Jesus surely felt “that sinking feeling” in the Garden of Gethsemane. He knew that the time was near. He was about to die a horrible death. Think about how you feel when you are about to go into surgery. You have thoughts about whether you are going to make it through. You wonder how much pain you will be in after you come out of your anesthesia. Now you can begin to get a tiny inkling about how Jesus must have felt facing the cross.

And Jesus certainly felt “that sinking feeling” during his trial and while upon the cross. His strength was being sapped with every lash of the whip and with every blow of the hammer. His life was draining from him with every straining breath, with every beat of his heart, as his precious, holy blood pulsed from his wounds, falling to the ground beneath him, sinking into the very earth which he himself created.

Yet in all this, he knew that he was doing this for you and for me … to save us from that sinking feeling of being abandoned forever in a place of eternal torment because of the ways in which we have sinned against our holy God. You can cry out, “Lord, save me” … and he will, because, as St. Paul writes, “Everyone who calls on the name of the Lord will be saved.” (Romans 10:13)

Now, when you remember that you are baptized, you ought to have “that sinking feeling” … but this time in a good sense. Remember Luther’s explanation in the Small Catechism:
What does such baptizing with water indicate? It indicates that the Old Adam in us should by daily contrition and repentance be drowned and die with all sins and evil desires, and that a new man should daily emerge and arise to live before God in righteousness and purity forever.
Where is this written? St. Paul writes in Romans chapter six: “We were therefore buried with Him through baptism into death in order that, just as Christ was raised through the glory of the Father, we too may have a new life.”
Your sins have been sunk beneath the waters of Holy Baptism. You and your sinful nature were buried with Christ in the tomb. And in Baptism, you were lifted up out of the waters into a new life. You are set free from the fear of condemnation because of “that sinking feeling” you get when realize you are a sinner. You are a sinner, but you are also a saint … one who is loved and forgiven by God, holy and righteous in his eyes.

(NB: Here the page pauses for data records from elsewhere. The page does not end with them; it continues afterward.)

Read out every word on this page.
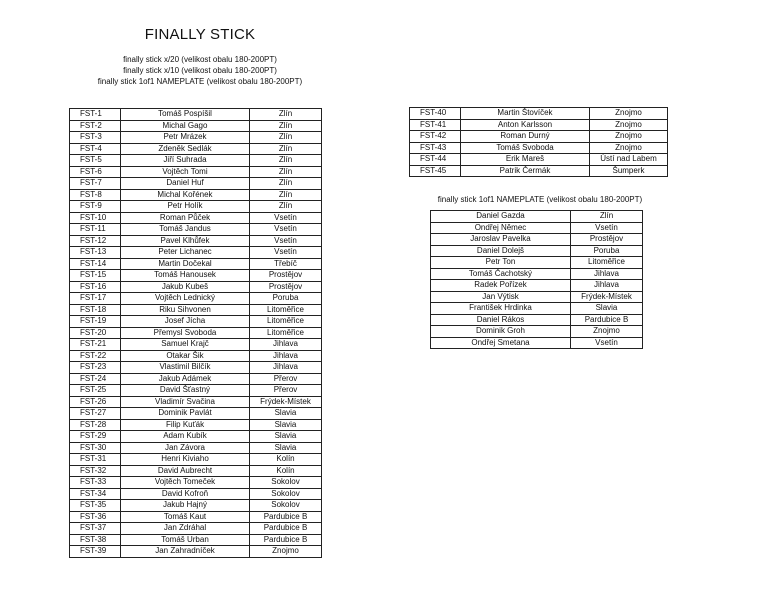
FINALLY STICK
finally stick x/20 (velikost obalu 180-200PT)
finally stick x/10 (velikost obalu 180-200PT)
finally stick 1of1 NAMEPLATE (velikost obalu 180-200PT)
FST-1	Tomáš Pospíšil	Zlín
FST-2	Michal Gago	Zlín
FST-3	Petr Mrázek	Zlín
FST-4	Zdeněk Sedlák	Zlín
FST-5	Jiří Suhrada	Zlín
FST-6	Vojtěch Tomi	Zlín
FST-7	Daniel Huf	Zlín
FST-8	Michal Kořének	Zlín
FST-9	Petr Holík	Zlín
FST-10	Roman Půček	Vsetín
FST-11	Tomáš Jandus	Vsetín
FST-12	Pavel Klhůfek	Vsetín
FST-13	Peter Lichanec	Vsetín
FST-14	Martin Dočekal	Třebíč
FST-15	Tomáš Hanousek	Prostějov
FST-16	Jakub Kubeš	Prostějov
FST-17	Vojtěch Lednický	Poruba
FST-18	Riku Sihvonen	Litoměřice
FST-19	Josef Jícha	Litoměřice
FST-20	Přemysl Svoboda	Litoměřice
FST-21	Samuel Krajč	Jihlava
FST-22	Otakar Šik	Jihlava
FST-23	Vlastimil Bilčík	Jihlava
FST-24	Jakub Adámek	Přerov
FST-25	David Šťastný	Přerov
FST-26	Vladimír Svačina	Frýdek-Místek
FST-27	Dominik Pavlát	Slavia
FST-28	Filip Kuťák	Slavia
FST-29	Adam Kubík	Slavia
FST-30	Jan Závora	Slavia
FST-31	Henri Kiviaho	Kolín
FST-32	David Aubrecht	Kolín
FST-33	Vojtěch Tomeček	Sokolov
FST-34	David Kofroň	Sokolov
FST-35	Jakub Hajný	Sokolov
FST-36	Tomáš Kaut	Pardubice B
FST-37	Jan Zdráhal	Pardubice B
FST-38	Tomáš Urban	Pardubice B
FST-39	Jan Zahradníček	Znojmo
FST-40	Martin Štovíček	Znojmo
FST-41	Anton Karlsson	Znojmo
FST-42	Roman Durný	Znojmo
FST-43	Tomáš Svoboda	Znojmo
FST-44	Erik Mareš	Ústí nad Labem
FST-45	Patrik Čermák	Šumperk
finally stick 1of1 NAMEPLATE (velikost obalu 180-200PT)
Daniel Gazda	Zlín
Ondřej Němec	Vsetín
Jaroslav Pavelka	Prostějov
Daniel Dolejš	Poruba
Petr Ton	Litoměřice
Tomáš Čachotský	Jihlava
Radek Pořízek	Jihlava
Jan Výtisk	Frýdek-Místek
František Hrdinka	Slavia
Daniel Rákos	Pardubice B
Dominik Groh	Znojmo
Ondřej Smetana	Vsetín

As God’s holy and beloved child, whenever you feel like you are sinking beneath the wind and the waves of whatever is troubling you, you can cry out “Lord, save me.” Jesus will be right there to pick you up and bring you to safety. The wind ceased after Peter and Jesus got back in the boat. Your waves might cease. They might not. There’s no guarantee that what is troubling you will cease. Nevertheless, your Savior will carry you through it. And you are already in a ship built to handle rough seas. You are always safe inside this ship called the Holy Christian Church. And one day, this ship will dock at its final port of call, where “death shall be no more, neither shall there be mourning, nor crying, nor pain anymore, for the former things have passed away.” (Rev. 21:4)

Never again will you have “that sinking feeling.”